Cette présentation biographique permet de comprendre la force du livre. "Comme je l'ai découvert" -écrit Hitz (p. 22). "L'apprentissage est un métier ; [...] il commence par se cacher : dans les pensées intimes des enfants et des adultes, dans la vie tranquille des rats de bibliothèque, dans les regards secrets sur le ciel du matin sur le chemin du travail ou dans l'étude désinvolte des oiseaux depuis une chaise longue. La vie cachée de l'apprentissage est son cœur, ce qui compte pour lui. L'activité intellectuelle nourrit une vie intérieure, ce noyau humain qui est un refuge contre la souffrance autant qu'une ressource pour la réflexion elle-même. Il existe d'autres façons de nourrir la vie intérieure : jouer de la musique, aider les personnes faibles et vulnérables, passer du temps dans la nature ou dans la prière, mais l'étude est cruciale.

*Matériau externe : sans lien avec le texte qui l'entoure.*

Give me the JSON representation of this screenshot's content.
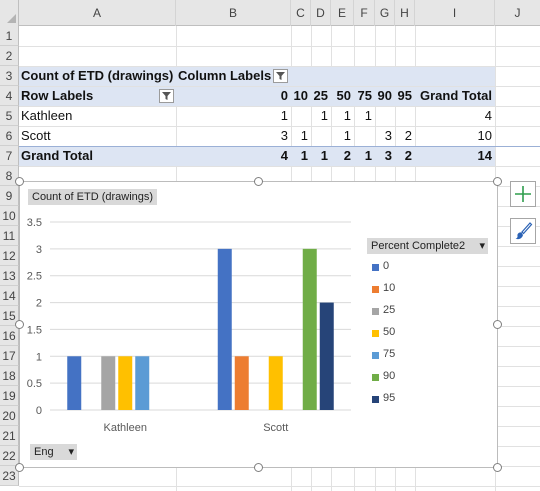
{
  "columns": [
    "A",
    "B",
    "C",
    "D",
    "E",
    "F",
    "G",
    "H",
    "I",
    "J"
  ],
  "rows": [
    "1",
    "2",
    "3",
    "4",
    "5",
    "6",
    "7",
    "8",
    "9",
    "10",
    "11",
    "12",
    "13",
    "14",
    "15",
    "16",
    "17",
    "18",
    "19",
    "20",
    "21",
    "22",
    "23"
  ],
  "pivot": {
    "title": "Count of ETD (drawings)",
    "column_labels": "Column Labels",
    "row_labels": "Row Labels",
    "headers": [
      "0",
      "10",
      "25",
      "50",
      "75",
      "90",
      "95",
      "Grand Total"
    ],
    "rows": [
      {
        "label": "Kathleen",
        "cells": [
          "1",
          "",
          "1",
          "1",
          "1",
          "",
          "",
          ""
        ],
        "total": "4"
      },
      {
        "label": "Scott",
        "cells": [
          "3",
          "1",
          "",
          "1",
          "",
          "3",
          "2",
          ""
        ],
        "total": "10"
      }
    ],
    "grand_total_label": "Grand Total",
    "grand_totals": [
      "4",
      "1",
      "1",
      "2",
      "1",
      "3",
      "2"
    ],
    "grand_total_all": "14"
  },
  "chart": {
    "value_field": "Count of ETD (drawings)",
    "legend_field": "Percent Complete2",
    "axis_field": "Eng",
    "colors": {
      "0": "#4472c4",
      "10": "#ed7d31",
      "25": "#a5a5a5",
      "50": "#ffc000",
      "75": "#5b9bd5",
      "90": "#70ad47",
      "95": "#264478"
    }
  },
  "chart_data": {
    "type": "bar",
    "categories": [
      "Kathleen",
      "Scott"
    ],
    "series": [
      {
        "name": "0",
        "values": [
          1,
          3
        ]
      },
      {
        "name": "10",
        "values": [
          0,
          1
        ]
      },
      {
        "name": "25",
        "values": [
          1,
          0
        ]
      },
      {
        "name": "50",
        "values": [
          1,
          1
        ]
      },
      {
        "name": "75",
        "values": [
          1,
          0
        ]
      },
      {
        "name": "90",
        "values": [
          0,
          3
        ]
      },
      {
        "name": "95",
        "values": [
          0,
          2
        ]
      }
    ],
    "title": "",
    "xlabel": "",
    "ylabel": "",
    "ylim": [
      0,
      3.5
    ],
    "yticks": [
      "0",
      "0.5",
      "1",
      "1.5",
      "2",
      "2.5",
      "3",
      "3.5"
    ],
    "grid": true,
    "legend": "right"
  },
  "icons": {
    "chart_elements": "plus-icon",
    "chart_styles": "paintbrush-icon",
    "filter": "filter-icon"
  }
}
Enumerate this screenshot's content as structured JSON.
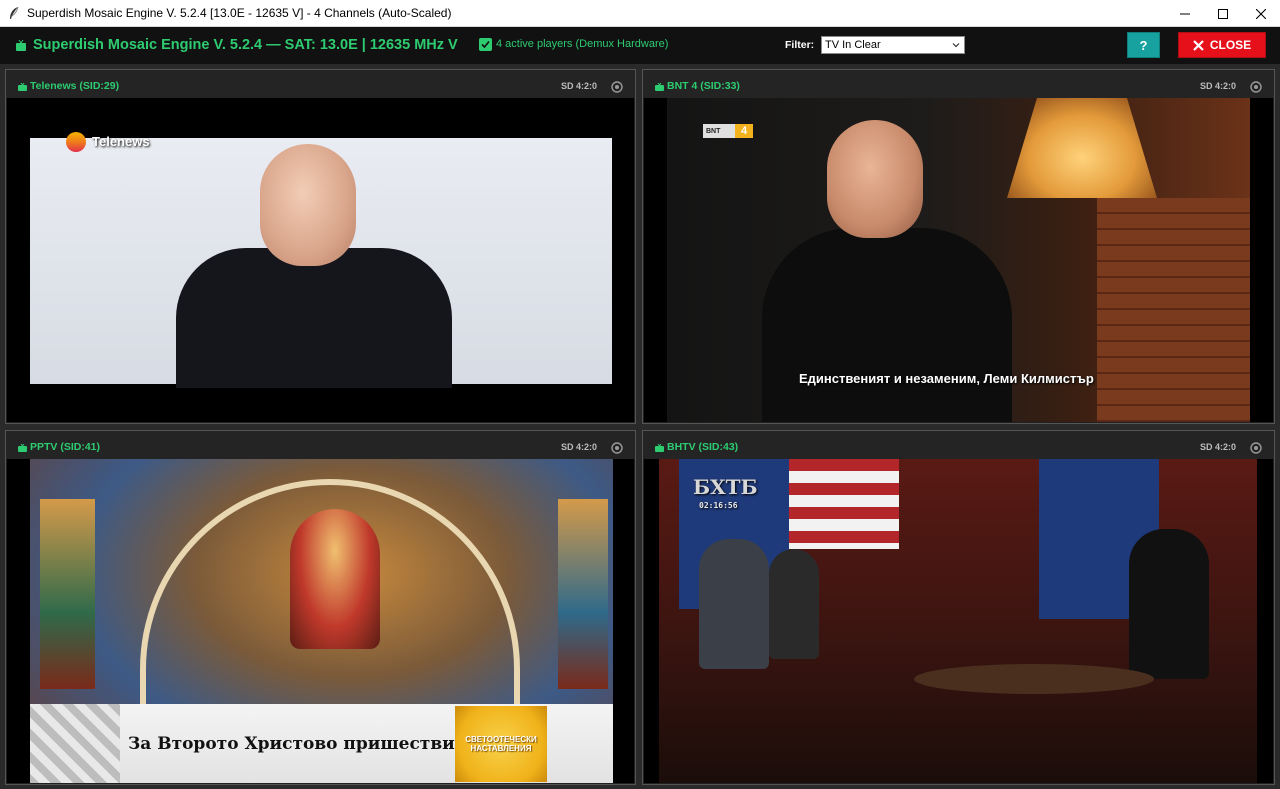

Comme l'annonce l'éditeur du livre sur la quatrième de couverture : "Perdu dans ses pensées est un rappel passionné et opportun qu'une vie riche est une vie riche en pensées. Alors que les humanités sont souvent défendues uniquement pour leur utilité économique ou politique, Hitz soutient que nos vies intellectuelles sont précieuses non pas en dépit de leur inutilité pratique, mais précisément à cause de celle-ci".

Vie intellectuelle

La thèse centrale du livre m'a captivé car elle nous invite à repenser le rôle des universités et des sciences humaines dans notre société : "Le bon enseignement a pratiquement disparu de nos campus universitaires, ne survivant que grâce à des personnes résilientes, dévouées et dotées de principes qui font du beau travail sans reconnaissance ni récompense adéquate." (p. 199). "J'espère que nos institutions qui soutiennent l'activité intellectuelle retrouveront leur objectif initial. Nous devons nous reconnecter et nous rappeler l'importance de ce que nous faisons, afin de ne pas perdre cette manière d'être particulièrement humaine, ses joies et ses peines, ses modes d'excellence et ses liens de communion uniques". (p. 200).

Pour donner un exemple concret, contrairement à l'image quelque peu grandiloquente de l'École d'Athènes dans les salles de Raphaël, vers laquelle nous, intellectuels en herbe, avons tendance à nous tourner, Hitz affirme que "une image beaucoup moins connue de la vie intellectuelle, bien que beaucoup plus ancienne et plus courante dans l'art européen, représentant une jeune fille qui aime lire". (p. 60). 

Hitz fait référence à la Vierge Marie et, dans sa belle description, il retrace certaines des peintures les plus merveilleuses de cette tradition artistique : du retable de Van Eyck à Gand, où Marie apparaît couronnée et ornée de bijoux comme une reine, regardant un code dans ses mains, à la scène de l'Annonciation dans les tableaux de Filippo Lippi, Fra Angelico ou Matthias Grunewald, où la jeune Marie attend la visite de l'ange qui lit un livre, peut-être même ce passage du prophète Isaïe dans lequel il est dit qu'une vierge concevra un enfant (Is. 7, 14). Selon la tradition chrétienne, Marie était versée dans les écritures hébraïques ; elle avait étudié la loi et médité sur les prophètes. Marie a connu la vie intellectuelle, elle a apprécié la vitalité intérieure.